I enjoyed Thanksgiving dinner last week the same way I have enjoyed Thanksgiving dinner for all but one of my past 40+ years -- at my parents' house. There was one year in which I temporarily lost my mind and decided to host the meal myself. Thankfully, I regained my senses and that never happened again.
My mom and dad have lived in the same house on Old Orchard Drive practically since the day I was born. There was something about being there this year that felt different, however. It wasn't just the newly refinished hardwood floor and a new look for the old coffee table. It wasn't the fact that my mom didn't make her traditional lettuce with bacon dressing (which I never liked anyway), or that I discovered there have always been onions in the filling (not to be confused with stuffing). No, this year was different in the way I saw my childhood home. It was as if I was looking at it from outside myself. Like I was seeing it through the many stages of my life and my parents' lives. Alright, I can't put it into words. Just work with me.
I'm sure the loss we experienced in 2013 was a major contributor to the "visions" I had on Thursday. Most of you know that two of my aunts, my mom's sisters and best friends, passed away within six months of each other. And other older relatives dealt with their share of health-related issues. These experiences were an unwelcome reminder of my parents' age, a fact of life that many of my friends are also facing. While I generally prefer to ignore all the signs that tell me they won't live forever, my parents are pretty matter of fact about their stage of life. For years, my dad has had a hand-written letter prepared with his "wishes," along with a "guest list" of names of those who are to be invited to his funeral (you better not piss him off if you want to make the cut). He's currently working on handcrafted wooden boxes for the cremated ashes of my mom's two living sisters, and I think my mom has put in a request for hers as well. Yes, it's definitely becoming harder to ignore.

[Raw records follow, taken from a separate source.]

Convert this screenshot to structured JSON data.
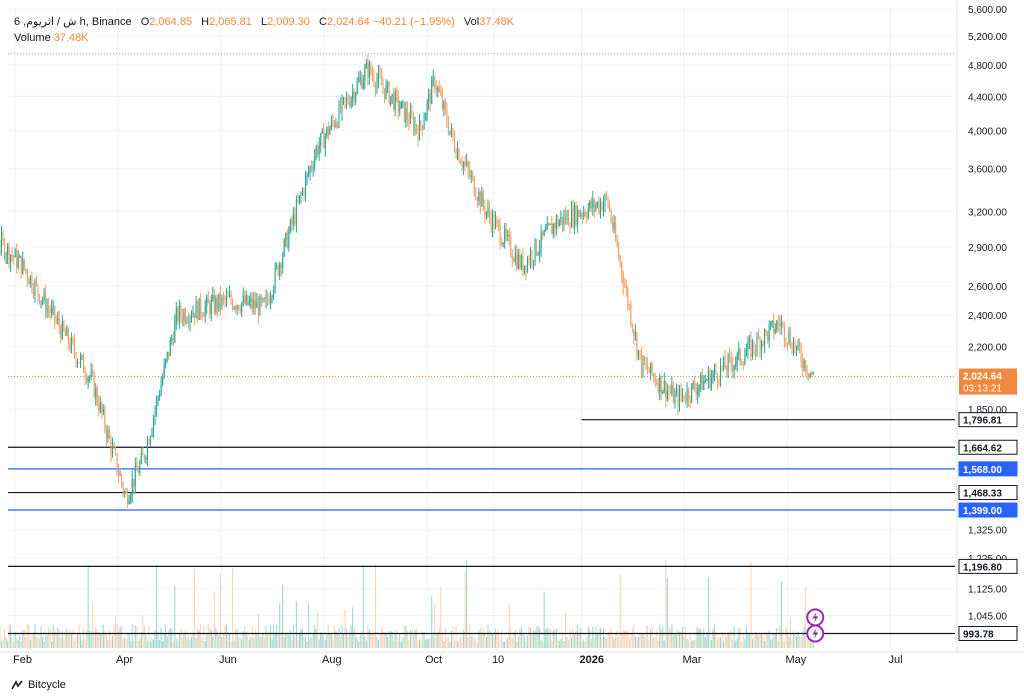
{
  "header": {
    "symbol": "6 ,ش / اثريوم h, Binance",
    "o_label": "O",
    "o_value": "2,064.85",
    "h_label": "H",
    "h_value": "2,065.81",
    "l_label": "L",
    "l_value": "2,009.30",
    "c_label": "C",
    "c_value": "2,024.64",
    "change": "−40.21 (−1.95%)",
    "vol_label": "Vol",
    "vol_value": "37.48K",
    "volume_label": "Volume",
    "volume_value": "37.48K"
  },
  "brand": {
    "name": "Bitcycle"
  },
  "colors": {
    "up": "#26a69a",
    "down": "#f0a060",
    "blue": "#2962ff",
    "line": "#131722",
    "price": "#f0883e"
  },
  "chart_data": {
    "type": "candlestick",
    "y_scale": "log",
    "ylim": [
      960,
      5650
    ],
    "y_ticks": [
      {
        "v": 5600,
        "t": "5,600.00"
      },
      {
        "v": 5200,
        "t": "5,200.00"
      },
      {
        "v": 4800,
        "t": "4,800.00"
      },
      {
        "v": 4400,
        "t": "4,400.00"
      },
      {
        "v": 4000,
        "t": "4,000.00"
      },
      {
        "v": 3600,
        "t": "3,600.00"
      },
      {
        "v": 3200,
        "t": "3,200.00"
      },
      {
        "v": 2900,
        "t": "2,900.00"
      },
      {
        "v": 2600,
        "t": "2,600.00"
      },
      {
        "v": 2400,
        "t": "2,400.00"
      },
      {
        "v": 2200,
        "t": "2,200.00"
      },
      {
        "v": 1850,
        "t": "1,850.00"
      },
      {
        "v": 1325,
        "t": "1,325.00"
      },
      {
        "v": 1225,
        "t": "1,225.00"
      },
      {
        "v": 1125,
        "t": "1,125.00"
      },
      {
        "v": 1045,
        "t": "1,045.00"
      }
    ],
    "x_labels": [
      "Feb",
      "Apr",
      "Jun",
      "Aug",
      "Oct",
      "10",
      "2026",
      "Mar",
      "May",
      "Jul"
    ],
    "current_price": {
      "value": 2024.64,
      "label": "2,024.64",
      "countdown": "03:13:21"
    },
    "horizontal_levels": [
      {
        "value": 1796.81,
        "label": "1,796.81",
        "color": "#131722",
        "start": "Jan 2026"
      },
      {
        "value": 1664.62,
        "label": "1,664.62",
        "color": "#131722",
        "start": "Jan 2025"
      },
      {
        "value": 1568.0,
        "label": "1,568.00",
        "color": "#2962ff",
        "start": "Jan 2025"
      },
      {
        "value": 1468.33,
        "label": "1,468.33",
        "color": "#131722",
        "start": "Jan 2025"
      },
      {
        "value": 1399.0,
        "label": "1,399.00",
        "color": "#2962ff",
        "start": "Jan 2025"
      },
      {
        "value": 1196.8,
        "label": "1,196.80",
        "color": "#131722",
        "start": "Jan 2025"
      },
      {
        "value": 993.78,
        "label": "993.78",
        "color": "#131722",
        "start": "Jan 2025"
      }
    ],
    "dotted_top": 4950,
    "price_path": [
      {
        "d": "Jan 2025",
        "p": 3250
      },
      {
        "d": "early Feb 2025",
        "p": 2750
      },
      {
        "d": "mid Mar 2025",
        "p": 2000
      },
      {
        "d": "early Apr 2025",
        "p": 1450
      },
      {
        "d": "mid Apr 2025",
        "p": 1620
      },
      {
        "d": "early May 2025",
        "p": 2400
      },
      {
        "d": "early Jun 2025",
        "p": 2500
      },
      {
        "d": "late Jun 2025",
        "p": 2450
      },
      {
        "d": "late Jul 2025",
        "p": 3800
      },
      {
        "d": "late Aug 2025",
        "p": 4750
      },
      {
        "d": "late Sep 2025",
        "p": 4000
      },
      {
        "d": "early Oct 2025",
        "p": 4600
      },
      {
        "d": "mid Oct 2025",
        "p": 3900
      },
      {
        "d": "early Nov 2025",
        "p": 3200
      },
      {
        "d": "late Nov 2025",
        "p": 2750
      },
      {
        "d": "mid Dec 2025",
        "p": 3100
      },
      {
        "d": "mid Jan 2026",
        "p": 3300
      },
      {
        "d": "early Feb 2026",
        "p": 2100
      },
      {
        "d": "late Feb 2026",
        "p": 1900
      },
      {
        "d": "early Apr 2026",
        "p": 2150
      },
      {
        "d": "late Apr 2026",
        "p": 2350
      },
      {
        "d": "mid May 2026",
        "p": 2025
      }
    ],
    "event_icons": 2
  }
}
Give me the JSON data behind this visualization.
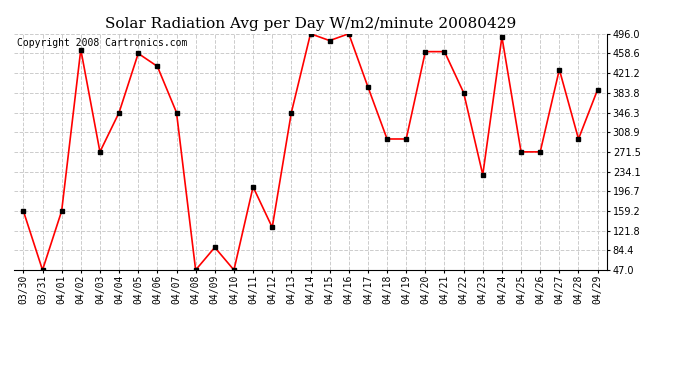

In light of this new reality I'm being forced to acknowledge, everything at "home" came with layers of meaning and memories this year. I didn't just pull a glass from the cupboard. Instead I opened the cupboard and noticed the variety of glasses and recalled them being in those very same locations 30 years ago. It meant trying to remember if those Philadelphia Eagles glasses were a collector set from the supermarket or the gas station. It meant looking at the characters on those colorful kiddie cups and having no clue who they are. This year, there was more than a touch of nostalgia in the selection of serving dishes and trivets.
This year, playing Monopoly with Ian and my sister wasn't just about beating her as payback for more than a decade of Monopoly abuse. This year there was something sentimental about how worn the board and the money had become from years of use. There were memories of painting the little green houses and gluing them to a poster board for a school project. There was the annual reminder from my mom that she hates playing board games because I never gave her a break from them when I was a kid.
Though every room on the main floor of my parents' ranch home has been redecorated since I moved out
nearly 20 years ago, the basement is exactly as I left it. The same wood paneling and the bar that my dad built. The old fashioned ice cream table and chairs that had been my grandparents'. The same archery trophies on the shelves. The same muzzle loader and deer antlers on the wall, albeit with a couple new deer and fox skins. The same furniture, including the couch that Rob and I destroyed with a few years worth of premarital snuggling. The same gazillion-page Volume Library from 1977. It was like stepping back in time.
More than just the flashback of memories, I found myself wondering, "What will we do with all of this when the time comes?" My ever-prepared dad has given me directions for a number of things, but what about the rest of it? Will I ever be able to get rid of that dish, this game, those photos, that table, this bed, those records? I'm fairly confident that I'll be able to toss the plastic floor plant and that useless downstairs couch, but what about the hundreds of other little things that each hold some kind of meaning? I was both nostalgic and miserable just thinking about it.
Hopefully I'll have my parents for another 20 years and I won't have to deal with any of this for a very long time. For now, I'm just thankful to have a childhood home filled with countless good memories.